Gençliğini ve ömrünü ilim meclisleri ile savaş meydanlarında geçirdi.
Birinci Dünyâ Savaşında cihâd-ı mukaddes îlân edildiği zaman, halkı
dîn-i İslâm ve ümmet-i müslümanı koruma yolunda cihâda teşvik etti.
Bunun için bir de broşür çıkardı. Burada cihâd hakkında âyet ve
hadîslerin izâhından sonra şöyle demekteydi:
"...Ey din kardeşler!
Cümlenin malûmudur ki, Moskof, müslümanlığın
kadîm düşmanıdır. İngiliz ve Fransızlar da son zamanlarda müslümanlık
âlemine karşı bir cellât kesildiler. İngiliz ve Fransızlar, Rusya gibi
gaddâr ve müstebit bir hükümetle elele vererek idâreleri altında
bulunan müslüman kardeşlerimize yapmadık fenâlık bırakmadılar. Geçen
sene Rumeli fecâyii de onların zâlimâne ve hâinâne tertibleri
netîcesinde yapıldı. İşte onların mezâlimi bugün sâha-i cihanda ve üç
yüz milyon ehl-i İslâmın uyanmasını ve kalkmasını mûcib oldu.

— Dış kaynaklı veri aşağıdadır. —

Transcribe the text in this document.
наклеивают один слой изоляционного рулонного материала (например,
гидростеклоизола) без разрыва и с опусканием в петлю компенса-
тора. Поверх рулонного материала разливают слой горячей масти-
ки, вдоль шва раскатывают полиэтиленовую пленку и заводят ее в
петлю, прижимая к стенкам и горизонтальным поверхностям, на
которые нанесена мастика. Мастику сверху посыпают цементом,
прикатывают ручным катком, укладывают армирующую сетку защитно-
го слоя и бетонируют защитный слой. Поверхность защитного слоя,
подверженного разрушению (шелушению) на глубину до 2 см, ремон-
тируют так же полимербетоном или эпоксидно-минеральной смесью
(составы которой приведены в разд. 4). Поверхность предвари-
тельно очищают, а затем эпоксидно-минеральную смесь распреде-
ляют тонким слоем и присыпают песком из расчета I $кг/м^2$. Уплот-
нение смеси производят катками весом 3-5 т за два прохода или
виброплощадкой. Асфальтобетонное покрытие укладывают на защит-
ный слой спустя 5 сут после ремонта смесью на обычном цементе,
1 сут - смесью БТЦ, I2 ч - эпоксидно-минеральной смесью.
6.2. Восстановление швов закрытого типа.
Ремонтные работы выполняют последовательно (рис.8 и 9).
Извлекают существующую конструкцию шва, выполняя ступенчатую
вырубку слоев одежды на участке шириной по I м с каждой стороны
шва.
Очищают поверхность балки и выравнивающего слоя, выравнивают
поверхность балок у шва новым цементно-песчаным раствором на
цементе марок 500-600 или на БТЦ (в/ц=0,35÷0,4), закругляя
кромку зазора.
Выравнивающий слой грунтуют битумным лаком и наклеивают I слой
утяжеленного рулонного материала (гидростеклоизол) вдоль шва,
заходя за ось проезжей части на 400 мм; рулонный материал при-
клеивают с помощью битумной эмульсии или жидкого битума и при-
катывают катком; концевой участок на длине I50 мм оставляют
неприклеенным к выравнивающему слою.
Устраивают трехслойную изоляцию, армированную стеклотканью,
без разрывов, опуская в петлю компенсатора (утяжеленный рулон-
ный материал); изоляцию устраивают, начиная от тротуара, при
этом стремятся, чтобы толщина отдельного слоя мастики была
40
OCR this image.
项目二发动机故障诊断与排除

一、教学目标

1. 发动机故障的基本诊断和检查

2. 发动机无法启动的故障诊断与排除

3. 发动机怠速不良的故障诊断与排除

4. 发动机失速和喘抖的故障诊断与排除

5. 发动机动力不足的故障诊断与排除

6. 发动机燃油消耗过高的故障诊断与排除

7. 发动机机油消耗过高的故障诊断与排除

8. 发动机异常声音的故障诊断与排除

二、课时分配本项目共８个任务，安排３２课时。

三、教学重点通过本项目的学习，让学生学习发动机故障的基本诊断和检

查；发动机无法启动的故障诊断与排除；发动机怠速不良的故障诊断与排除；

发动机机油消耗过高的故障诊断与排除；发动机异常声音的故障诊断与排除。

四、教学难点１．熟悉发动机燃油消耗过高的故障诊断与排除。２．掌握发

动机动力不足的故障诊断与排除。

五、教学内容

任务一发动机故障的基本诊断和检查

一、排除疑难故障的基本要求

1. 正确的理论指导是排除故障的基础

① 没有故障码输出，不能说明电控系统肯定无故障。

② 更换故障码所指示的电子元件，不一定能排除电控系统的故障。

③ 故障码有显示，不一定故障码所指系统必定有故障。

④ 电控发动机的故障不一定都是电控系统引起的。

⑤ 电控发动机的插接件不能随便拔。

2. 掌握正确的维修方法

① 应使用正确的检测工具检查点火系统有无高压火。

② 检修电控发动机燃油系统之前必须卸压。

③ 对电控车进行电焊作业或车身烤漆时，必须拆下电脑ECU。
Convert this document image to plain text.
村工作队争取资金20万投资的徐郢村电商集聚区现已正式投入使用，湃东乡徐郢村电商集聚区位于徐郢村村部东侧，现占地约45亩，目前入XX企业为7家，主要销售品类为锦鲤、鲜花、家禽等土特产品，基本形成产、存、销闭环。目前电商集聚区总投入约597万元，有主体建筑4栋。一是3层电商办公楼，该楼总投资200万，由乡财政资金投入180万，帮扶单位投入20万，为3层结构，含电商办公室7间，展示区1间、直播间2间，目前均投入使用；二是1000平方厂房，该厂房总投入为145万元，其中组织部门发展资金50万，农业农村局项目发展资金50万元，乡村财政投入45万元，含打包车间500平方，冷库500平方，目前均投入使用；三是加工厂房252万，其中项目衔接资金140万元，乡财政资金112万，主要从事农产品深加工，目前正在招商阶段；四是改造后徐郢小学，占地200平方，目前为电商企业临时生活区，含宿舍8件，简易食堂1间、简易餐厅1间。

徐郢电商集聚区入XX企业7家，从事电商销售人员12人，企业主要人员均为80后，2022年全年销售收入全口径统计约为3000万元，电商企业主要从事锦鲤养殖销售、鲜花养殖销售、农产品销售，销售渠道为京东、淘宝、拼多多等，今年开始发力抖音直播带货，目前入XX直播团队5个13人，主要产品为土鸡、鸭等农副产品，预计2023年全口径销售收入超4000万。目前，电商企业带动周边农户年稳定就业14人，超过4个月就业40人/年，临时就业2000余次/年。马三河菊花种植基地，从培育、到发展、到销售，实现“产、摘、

Bugün Rus, İngiliz, Fransız
ahalisi bir araya gelse, toplansa, hüküm ve
esâretleri altında bulundurdukları ehl-i İslâmın yarısından azdır. İşte
bugün Âlem-i İslâmın en müthiş ve mel'ânetkâr düşmanlarıyla muhârebemiz
var. Öyle düşmanlar ki; idâresi altında din kardeşlerimiz envâ-ı
mezâlime uğruyor. Lâkin Allahü teâlânın yardımıyla o din
kardeşlerimizin göz yaşları Hükûmet-i muazzamamızın ve şanlı ordumuzun
tedbir ve gayretleri ve Âlem-i İslâmın vatanperverâne hareketleri ile
silinecektir.
Ehl-i İslâmın düşmanı ne
kadar çok olursa olsun, Âlem-i İslâmı
mahvedemezler. Muhâfaza-i din ve vatana âit şer'an mükellef olduğumuz
vazîfeyi lâyıkı ile îfâ edersek netîcede zafer bizimdir. Resûlullah
efendimizin dîninin nûrları sönmez. Dîn-i mübîn-i İslâm kıyâmete kadar
pâyidâr olacaktır. Dîn-i celîl-i İslâmın hâmisi, Allahü teâlâ ve şefîi
Resûl-i müctebâ efendimiz hazretleridir.
Allahü azîmüşşânın ve Resûl-i
müctebânın emîrleri mûcibince hareket ve
böyle cihâd zamânında malımızı ve canımızı fedâya gayret edelim. Zîrâ
gördüğümüz felâketler dûçâr olduğumuz musîbetler artık cana dayandı.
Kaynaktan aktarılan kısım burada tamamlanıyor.